Despite this compelling need for cybersecurity-related expertise on the Board, why do CISOs struggle to become Board members? Being a Board member requires diversified credentials, which we will discuss next.
How CISOs Can Become Board Members
An individual CISO can project themselves as being worthy of a seat on the Board by acquiring and showcasing the skills and attributes that would make other Board members trust them and view them as an equal.

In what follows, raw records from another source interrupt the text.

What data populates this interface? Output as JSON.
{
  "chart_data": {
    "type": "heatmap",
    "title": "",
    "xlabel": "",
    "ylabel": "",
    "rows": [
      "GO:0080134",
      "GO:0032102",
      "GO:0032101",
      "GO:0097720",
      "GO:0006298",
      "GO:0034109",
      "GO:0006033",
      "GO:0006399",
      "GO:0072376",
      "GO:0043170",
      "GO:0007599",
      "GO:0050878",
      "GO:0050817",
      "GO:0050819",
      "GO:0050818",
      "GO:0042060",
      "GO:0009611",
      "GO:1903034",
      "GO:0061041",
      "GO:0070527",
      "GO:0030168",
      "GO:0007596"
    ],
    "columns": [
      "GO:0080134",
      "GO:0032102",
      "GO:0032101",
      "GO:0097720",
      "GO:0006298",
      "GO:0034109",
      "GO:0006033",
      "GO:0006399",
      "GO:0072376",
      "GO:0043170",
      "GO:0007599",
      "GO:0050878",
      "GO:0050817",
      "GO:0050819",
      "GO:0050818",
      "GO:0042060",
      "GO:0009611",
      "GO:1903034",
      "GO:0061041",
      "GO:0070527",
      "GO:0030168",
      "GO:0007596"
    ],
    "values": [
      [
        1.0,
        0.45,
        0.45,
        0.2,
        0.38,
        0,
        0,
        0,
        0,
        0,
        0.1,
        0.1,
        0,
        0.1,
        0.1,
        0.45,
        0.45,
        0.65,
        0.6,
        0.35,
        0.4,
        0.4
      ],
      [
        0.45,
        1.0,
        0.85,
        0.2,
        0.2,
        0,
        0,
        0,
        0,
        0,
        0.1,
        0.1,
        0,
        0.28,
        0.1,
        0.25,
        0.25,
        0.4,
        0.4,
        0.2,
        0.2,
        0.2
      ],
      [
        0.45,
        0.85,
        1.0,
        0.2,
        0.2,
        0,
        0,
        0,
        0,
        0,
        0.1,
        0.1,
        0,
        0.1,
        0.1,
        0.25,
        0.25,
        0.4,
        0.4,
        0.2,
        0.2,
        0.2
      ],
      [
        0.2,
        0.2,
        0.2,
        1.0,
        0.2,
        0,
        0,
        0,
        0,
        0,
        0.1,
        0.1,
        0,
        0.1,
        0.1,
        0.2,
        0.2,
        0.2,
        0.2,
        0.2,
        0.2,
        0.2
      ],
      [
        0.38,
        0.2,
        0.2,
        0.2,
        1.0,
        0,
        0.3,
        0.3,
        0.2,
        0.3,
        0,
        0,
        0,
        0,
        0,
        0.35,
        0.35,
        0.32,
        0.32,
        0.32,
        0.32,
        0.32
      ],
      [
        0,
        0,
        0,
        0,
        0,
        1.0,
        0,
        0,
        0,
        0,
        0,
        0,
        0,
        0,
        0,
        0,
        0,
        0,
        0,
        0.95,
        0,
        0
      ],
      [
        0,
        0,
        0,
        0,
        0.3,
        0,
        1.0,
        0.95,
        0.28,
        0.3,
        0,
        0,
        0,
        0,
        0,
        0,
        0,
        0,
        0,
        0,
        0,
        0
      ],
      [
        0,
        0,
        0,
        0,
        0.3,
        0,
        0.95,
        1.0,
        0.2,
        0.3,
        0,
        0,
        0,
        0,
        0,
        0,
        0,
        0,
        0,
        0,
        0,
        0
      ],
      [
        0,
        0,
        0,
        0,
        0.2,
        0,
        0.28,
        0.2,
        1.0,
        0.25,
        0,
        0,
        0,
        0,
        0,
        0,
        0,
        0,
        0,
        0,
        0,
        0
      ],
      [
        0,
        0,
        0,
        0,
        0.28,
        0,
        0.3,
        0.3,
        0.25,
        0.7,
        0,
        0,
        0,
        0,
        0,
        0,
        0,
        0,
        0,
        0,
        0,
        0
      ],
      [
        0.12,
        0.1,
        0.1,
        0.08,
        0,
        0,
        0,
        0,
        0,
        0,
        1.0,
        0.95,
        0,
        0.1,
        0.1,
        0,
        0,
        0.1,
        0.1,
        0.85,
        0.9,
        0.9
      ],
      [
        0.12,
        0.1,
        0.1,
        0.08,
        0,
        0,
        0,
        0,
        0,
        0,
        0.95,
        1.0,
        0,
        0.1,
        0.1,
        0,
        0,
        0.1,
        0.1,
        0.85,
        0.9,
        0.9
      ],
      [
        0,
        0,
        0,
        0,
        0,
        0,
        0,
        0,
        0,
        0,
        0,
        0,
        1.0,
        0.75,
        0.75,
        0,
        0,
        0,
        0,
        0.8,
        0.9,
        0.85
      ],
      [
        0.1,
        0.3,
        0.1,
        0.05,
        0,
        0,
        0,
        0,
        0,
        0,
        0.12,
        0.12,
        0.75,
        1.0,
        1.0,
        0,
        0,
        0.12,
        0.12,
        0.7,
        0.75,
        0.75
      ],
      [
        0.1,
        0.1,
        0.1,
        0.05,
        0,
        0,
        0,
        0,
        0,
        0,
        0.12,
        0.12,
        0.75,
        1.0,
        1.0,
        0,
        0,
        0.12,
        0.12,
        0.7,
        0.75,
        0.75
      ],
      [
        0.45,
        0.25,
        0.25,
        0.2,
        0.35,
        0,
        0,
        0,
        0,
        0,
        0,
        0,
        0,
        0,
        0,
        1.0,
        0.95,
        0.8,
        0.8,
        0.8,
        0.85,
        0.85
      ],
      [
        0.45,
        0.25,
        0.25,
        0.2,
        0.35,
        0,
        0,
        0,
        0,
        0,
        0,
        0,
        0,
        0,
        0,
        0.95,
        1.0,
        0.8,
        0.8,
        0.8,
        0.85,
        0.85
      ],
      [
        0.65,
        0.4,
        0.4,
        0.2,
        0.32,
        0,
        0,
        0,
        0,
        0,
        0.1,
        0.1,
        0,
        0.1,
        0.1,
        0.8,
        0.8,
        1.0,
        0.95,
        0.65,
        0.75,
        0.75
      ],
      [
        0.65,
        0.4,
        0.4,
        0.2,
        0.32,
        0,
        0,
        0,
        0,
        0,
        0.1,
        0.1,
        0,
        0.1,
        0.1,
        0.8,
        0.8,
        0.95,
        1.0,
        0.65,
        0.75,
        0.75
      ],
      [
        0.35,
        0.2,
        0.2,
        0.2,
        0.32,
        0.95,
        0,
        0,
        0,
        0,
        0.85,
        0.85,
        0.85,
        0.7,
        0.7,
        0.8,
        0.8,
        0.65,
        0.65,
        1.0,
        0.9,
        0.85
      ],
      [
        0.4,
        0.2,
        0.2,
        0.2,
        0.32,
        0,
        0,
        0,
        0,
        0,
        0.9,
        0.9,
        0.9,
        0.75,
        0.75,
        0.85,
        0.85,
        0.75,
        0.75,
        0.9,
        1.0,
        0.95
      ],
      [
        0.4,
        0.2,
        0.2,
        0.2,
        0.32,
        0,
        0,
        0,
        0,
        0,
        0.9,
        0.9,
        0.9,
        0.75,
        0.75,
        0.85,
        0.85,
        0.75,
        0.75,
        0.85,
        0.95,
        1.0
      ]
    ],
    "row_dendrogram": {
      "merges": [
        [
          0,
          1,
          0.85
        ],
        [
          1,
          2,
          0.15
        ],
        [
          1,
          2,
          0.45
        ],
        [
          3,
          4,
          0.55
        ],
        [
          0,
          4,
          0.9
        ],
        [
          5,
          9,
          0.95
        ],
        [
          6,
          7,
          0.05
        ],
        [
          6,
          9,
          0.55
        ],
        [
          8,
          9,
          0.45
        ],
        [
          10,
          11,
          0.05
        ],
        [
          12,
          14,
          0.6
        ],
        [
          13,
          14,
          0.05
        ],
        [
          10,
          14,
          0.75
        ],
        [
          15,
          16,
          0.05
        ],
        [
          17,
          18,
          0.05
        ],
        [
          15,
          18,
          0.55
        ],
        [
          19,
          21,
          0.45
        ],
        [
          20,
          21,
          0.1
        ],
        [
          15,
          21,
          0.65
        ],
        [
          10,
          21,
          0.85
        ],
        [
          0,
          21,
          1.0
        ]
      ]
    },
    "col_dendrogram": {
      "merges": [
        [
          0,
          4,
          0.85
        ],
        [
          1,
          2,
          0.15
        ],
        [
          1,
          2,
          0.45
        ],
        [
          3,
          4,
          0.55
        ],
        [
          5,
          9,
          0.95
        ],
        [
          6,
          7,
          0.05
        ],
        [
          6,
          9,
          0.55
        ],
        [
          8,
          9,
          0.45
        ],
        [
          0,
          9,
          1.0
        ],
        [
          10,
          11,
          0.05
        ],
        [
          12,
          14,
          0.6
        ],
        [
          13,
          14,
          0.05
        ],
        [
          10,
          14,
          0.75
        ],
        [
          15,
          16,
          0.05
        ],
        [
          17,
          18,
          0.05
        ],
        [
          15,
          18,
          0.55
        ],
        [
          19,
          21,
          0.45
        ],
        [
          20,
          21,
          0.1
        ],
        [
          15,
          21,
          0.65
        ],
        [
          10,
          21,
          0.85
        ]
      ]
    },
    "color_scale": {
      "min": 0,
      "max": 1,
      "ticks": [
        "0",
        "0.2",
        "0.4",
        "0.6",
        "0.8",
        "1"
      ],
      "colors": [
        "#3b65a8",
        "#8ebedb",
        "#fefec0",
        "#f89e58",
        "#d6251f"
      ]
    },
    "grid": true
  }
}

- Business Knowledge – A Board member is expected to be a steward of the business and not oversee a function, even if they do possess deep domain expertise. CISOs should expand the frontiers of their knowledge beyond cybersecurity or technology, and become familiar with the business landscape in the context of their organisation’s industry as well as the broader commercial environment. Experience in entrepreneurial ventures or as a strategic consultant will improve the CISO’s credentials. CISOs should be able to provide strategic insight into risk management and compliance, and improve governance in the context of internal and regional regulations and customer stipulated standards
- Inter-departmental Collaboration – Cybersecurity applies to all digitally-enabled functions in an organisation and CISOs will need to collaborate and build relationships with all departments in their organisation to be able to demonstrate to the Board that they have buy-in from across the enterprise for the initiatives they propose, and that they understand how various facets of a business impact strategic outcomes and the synergies that exist between them
- Industry Reputation – The stature of Board members enhances the stature of the organisation, and therefore CISOs can improve their candidature by augmenting their status within the organisation and the industry by establishing themselves as thought leaders by speaking at conferences, having their perspectives featured in respected media, and building a social media presence that broadcasts their competence. A track record of working on complex projects and successful crisis management will allow the CISO’s work to speak for them and boost their reputation
- Board Interaction – CISOs must ensure they use every interaction with Board members as an opportunity to demonstrate they belong on the Board by sharing opinions and providing advice that reflect the concerns and priorities of Board members
- Strategic Networking – Applying the principle that a man is known by the company he keeps, CISOs should ensure their network includes notable contacts who can open doors and influence perception in their favour especially among Board members. When interacting with Board members, CISOs should ascertain whom they are influenced by and ensure they network with the same, or similar, individuals
- Soft Skills – Board members should be able to view the CISO as ‘one of us’ which requires CISOs to demonstrate their ability to build relationships with Board members and critical external stakeholders, such as media representatives and regulators, and thereby prove they will be a valuable, and valued, addition to the Board. CISOs should also strike the right balance between being assertive and aggressive, and be persuasive without being combative when their opinions are challenged
- Personal Brand – CISIOs should work towards being sought after as a Board member which requires developing a personal brand that emphasises their professionalism, integrity, high standards, critical thinking, and wisdom
Being a Board member is more than just an elevated designation – it is a sign that an individual has transcended being an employee and is among a select group of high accomplishers who are regarded as trusted captains of the organisation and its stakeholders. The Board is not out of reach for CISOs, but requires focused and intentional effort for the gap to be closed.